Once more plastics - and 3D printing - are in the mainstream media headlines. And as usual, it's not good. On Tuesday, the U.S. House approved a 10-year extension of an existing federal law banning guns that can pass undetected through metal detectors or X-ray machines. It seems that means no plastic 3D printed guns using technology like SLA, SLS or FDM.
The measure passed on an overwhelming bipartisan vote (who doesn't love to hate guns?) despite some misgivings by democrats who would like to expand the scope of the law to address concerns about 3D printing technology, generally. Technology moves fast these days and when the first law passed, no one even thought that 3D printing materials - and the machines - would ever be capable of printing something as large and strong as a gun that could fire real bullets.
On Nov. 13, 2013 an article appeared online at CNSnews.com with the headline: "World's First 3D Printed Metal Gun Successfully Fired 600+ Rounds." The gun, developed by a California-based 3D printing company Solid Concepts, at the company's Austin, TX, facility, which has a license to manufacture firearms.
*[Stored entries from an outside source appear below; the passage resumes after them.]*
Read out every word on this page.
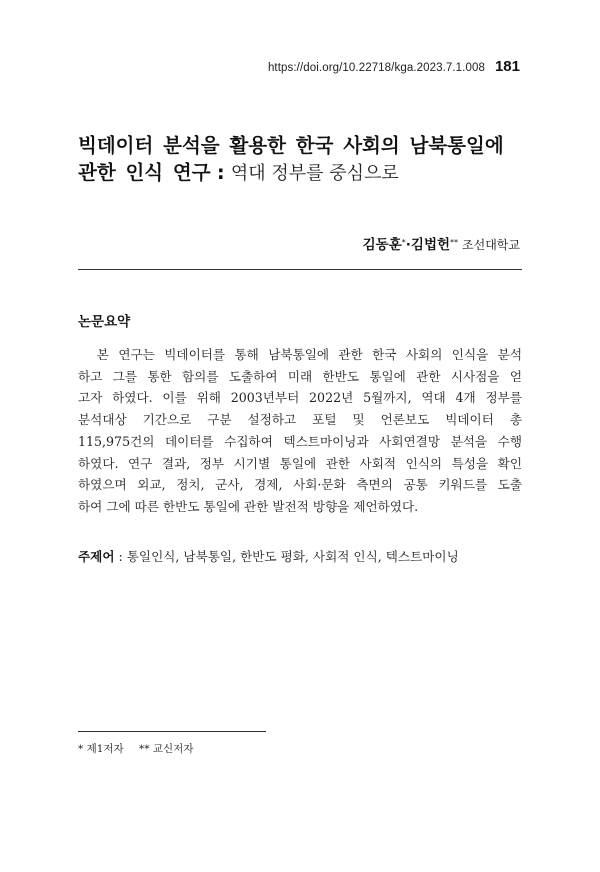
https://doi.org/10.22718/kga.2023.7.1.008 181
빅데이터 분석을 활용한 한국 사회의 남북통일에
관한 인식 연구 : 역대 정부를 중심으로
김동훈*·김법헌** 조선대학교
논문요약
본 연구는 빅데이터를 통해 남북통일에 관한 한국 사회의 인식을 분석
하고 그를 통한 함의를 도출하여 미래 한반도 통일에 관한 시사점을 얻
고자 하였다. 이를 위해 2003년부터 2022년 5월까지, 역대 4개 정부를
분석대상 기간으로 구분 설정하고 포털 및 언론보도 빅데이터 총
115,975건의 데이터를 수집하여 텍스트마이닝과 사회연결망 분석을 수행
하였다. 연구 결과, 정부 시기별 통일에 관한 사회적 인식의 특성을 확인
하였으며 외교, 정치, 군사, 경제, 사회·문화 측면의 공통 키워드를 도출
하여 그에 따른 한반도 통일에 관한 발전적 방향을 제언하였다.
주제어 : 통일인식, 남북통일, 한반도 평화, 사회적 인식, 텍스트마이닝
* 제1저자 ** 교신저자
The gun, a 1911 pistol, was built using direct metal laser sintering (DMLS) technology using stainless steel and inconel materials, with a grip made using the SLS process.
According to the video that appeared in the article, a Solid Concepts engineer noted that the company actually built the gun in an attempt to try and "dispel the myths that DMLS parts aren't strong enough for real world applications." But that's DMLS, and it's a powdered metal process, and while that gun couldn't have made it through a metal detector or X-ray machine, building that gun in Philadelphia might be illegal in Philadelphia, unless the 3D printing company has a license to manufacture firearms.
That city was the first in the U.S. to ban the manufacture of firearms using 3D printing technology, in an effort to be "proactive." The new law prohibits the use of 3D printers to create any firearm or "any piece thereof unless that person possesses a license to manufacture firearms."
Plastic 3D firearms haven't been quite as successful as the DMLS gun. The first plastic gun, the Liberator, that was built last May by Texas-based Defense Distributed, was less successful than Solid Concepts DMLS gun. While the Liberator worked, it misfired during its initial field testing and "exploded when a higher charge rifle cartridge was substituted," according to various news reports.
Like anything else that is invented, the invention can be used for good or for evil. What one person sees as a boon to society, someone else can think of a way to use that same thing for ill. Take the power of nuclear energy for example: it can be used to destroy entire cities or it can be used to provide energy to hundreds of thousands of homes and manufacturing plants.
The plastic materials used in 3D printing are pretty darn good these days - strong and sturdy enough to be used as end-use parts in many different products today, unlike the touchy-feely parts created as "prototypes" back in the early days of the technology when it was called "rapid prototyping." That means that someone could print a 3D plastic knife and take it aboard a plane and do some damage, but no one is banning the use of 3D printing to build knives.
We're back to the old argument that since it's people who kill or harm people, not the weapons they use, banning a specific type of weapon doesn't result in a decrease in deaths at the hands of some ill-intended people. So banning plastic or the technologies - or the products made from plastic technologies - doesn't make a whole lot of sense.